And incomplete as his creed was, Joseph may have been a better Christian than some of us, and was so, if what he knew nourished his spiritual life more than what we know nourishes ours, and if his heart and will twined more tenaciously round the fragments of revelation which he possessed, and drew from them more support and strength than we do from the complete Gospel which we have.

Brethren, what makes us Christians is not the theology we have in our heads, but the faith and love we have in our hearts. We must, indeed, have a clear statement of truth in orderly propositions--that is, a system of dogmas--to have anything to trust to at all. There can be no saving faith in an unseen Person, except through the medium of thoughts concerning Him, which thoughts put into words are a creed. The antithesis which is often eagerly urged upon us--not doctrines, but Christ--is a very incomplete and misleading one. Christ' is a mere name, empty of all significance till it is filled with definite statements of who and what Christ is. But whilst I, for my part, believe that we must have doctrines to make Christ a reality and an object of faith to grasp at all, I would urge all the more earnestly, because I thus believe, that, when we have these doctrines, it is not the creed that saves, but the faith. We are united to Christ, not by the doctrine of His nature and work, needful as that is, but by trusting in Him as that which the doctrine declares Him to be--Redeemer, Friend, Sacrifice, Divine Lover of our souls. Let us always remember that it is not the amount of religious knowledge which I have got, but the amount which I use, that determines my religious position and character. Most of us have in our creeds principles that have no influence upon our moral and active life; and, if so, it matters not one whit how pure, how accurate, how comprehensive, how consistent, how scriptural my conceptions of the Gospel may be. If they are not powers in my soul, they only increase my responsibility and my liability to condemnation. The dry light of the understanding is of no use to anybody. You must turn your creed into a faith before it has power to bless and save.

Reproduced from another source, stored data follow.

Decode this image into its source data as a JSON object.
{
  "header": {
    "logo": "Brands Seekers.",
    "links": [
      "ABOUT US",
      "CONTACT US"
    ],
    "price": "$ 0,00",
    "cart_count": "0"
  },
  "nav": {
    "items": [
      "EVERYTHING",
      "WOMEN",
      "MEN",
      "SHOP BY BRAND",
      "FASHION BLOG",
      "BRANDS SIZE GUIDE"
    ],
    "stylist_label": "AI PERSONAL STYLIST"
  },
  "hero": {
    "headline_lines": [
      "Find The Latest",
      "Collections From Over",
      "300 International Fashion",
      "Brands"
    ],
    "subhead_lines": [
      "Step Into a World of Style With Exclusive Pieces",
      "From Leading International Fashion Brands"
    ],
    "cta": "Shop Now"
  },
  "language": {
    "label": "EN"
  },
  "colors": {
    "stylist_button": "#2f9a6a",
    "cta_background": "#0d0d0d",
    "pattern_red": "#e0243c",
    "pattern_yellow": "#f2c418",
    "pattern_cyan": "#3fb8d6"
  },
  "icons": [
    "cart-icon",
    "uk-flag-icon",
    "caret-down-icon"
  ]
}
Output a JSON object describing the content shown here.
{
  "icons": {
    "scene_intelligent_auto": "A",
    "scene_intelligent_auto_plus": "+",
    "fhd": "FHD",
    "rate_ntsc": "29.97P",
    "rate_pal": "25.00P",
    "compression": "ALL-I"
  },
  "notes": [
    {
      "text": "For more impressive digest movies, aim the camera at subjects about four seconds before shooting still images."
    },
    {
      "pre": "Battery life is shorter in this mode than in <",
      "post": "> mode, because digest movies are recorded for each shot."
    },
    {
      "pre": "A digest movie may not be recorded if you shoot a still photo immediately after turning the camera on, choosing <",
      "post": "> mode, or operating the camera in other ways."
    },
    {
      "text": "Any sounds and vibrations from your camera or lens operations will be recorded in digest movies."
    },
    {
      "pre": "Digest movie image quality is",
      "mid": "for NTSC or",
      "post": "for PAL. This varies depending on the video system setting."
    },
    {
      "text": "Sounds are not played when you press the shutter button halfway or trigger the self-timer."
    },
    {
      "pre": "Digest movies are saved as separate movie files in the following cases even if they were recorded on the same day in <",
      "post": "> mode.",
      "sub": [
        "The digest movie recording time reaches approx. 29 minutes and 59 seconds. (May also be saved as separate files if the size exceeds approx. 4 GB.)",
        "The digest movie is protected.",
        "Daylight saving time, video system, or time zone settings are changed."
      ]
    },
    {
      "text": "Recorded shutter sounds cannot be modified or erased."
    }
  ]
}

There are hosts of so-called Christians who get no more good out of the most solemn articles of their orthodox belief than if they were heathens. What is the use of your saying that you believe, in God the Father Almighty, when there is no child's love and happy confidence in your heart? What the better are you for believing in Jesus Christ, His divine nature, His death and glory, when you have no reliance on Him, nor any least flutter of trembling love towards Him? Is your belief in the Holy Ghost of the smallest consequence, if you do not yield to His hallowing power? What does it matter that you believe in the forgiveness of sins, so long as you do not care a rush whether yours are pardoned or no? And is it anything to you or to God that you believe in the life everlasting, if all your work, and hopes, and longings are confined to this bank and shoal of time'? Are you any more a Christian because of all that intellectual assent to these solemn verities? Is not your life like some secularized monastic chamber, with holy texts carved on the walls, and saintly images looking down from glowing windows on revelers and hucksters who defile its floor? Your faith, not your creed, determines your religion. Many a true believer' is a real infidel.'

Thank God that the soul may be wedded to Christ, even while a very partial conception of Christ is in the understanding. The more complete and adequate the creed, indeed, the mightier and more fruitful in blessing will the faith naturally be; and every portion of the full orb of the Sun of Righteousness which is eclipsed by the shadow of our intellectual misconceptions, will diminish the light and warmth which falls upon our souls. It is no part of our duty to pronounce what is the minimum of a creed which faith needs for its object. For myself, I confess that I do not understand how the spiritual life can be sustained in its freshness and fervor, in its fulness and reality, without a belief in the divinity and saving work of Jesus Christ. But with that belief for the center which faith grasps, the rest may vary indefinitely. All who stand around that center, some nearer, some further off, some mazed in errors which others have cast behind them, some of them seeing and understanding more, and some less of Him and of His work --are His. He loves them, and will save them all. Knowledge varies. The faith which unites to God remains the same.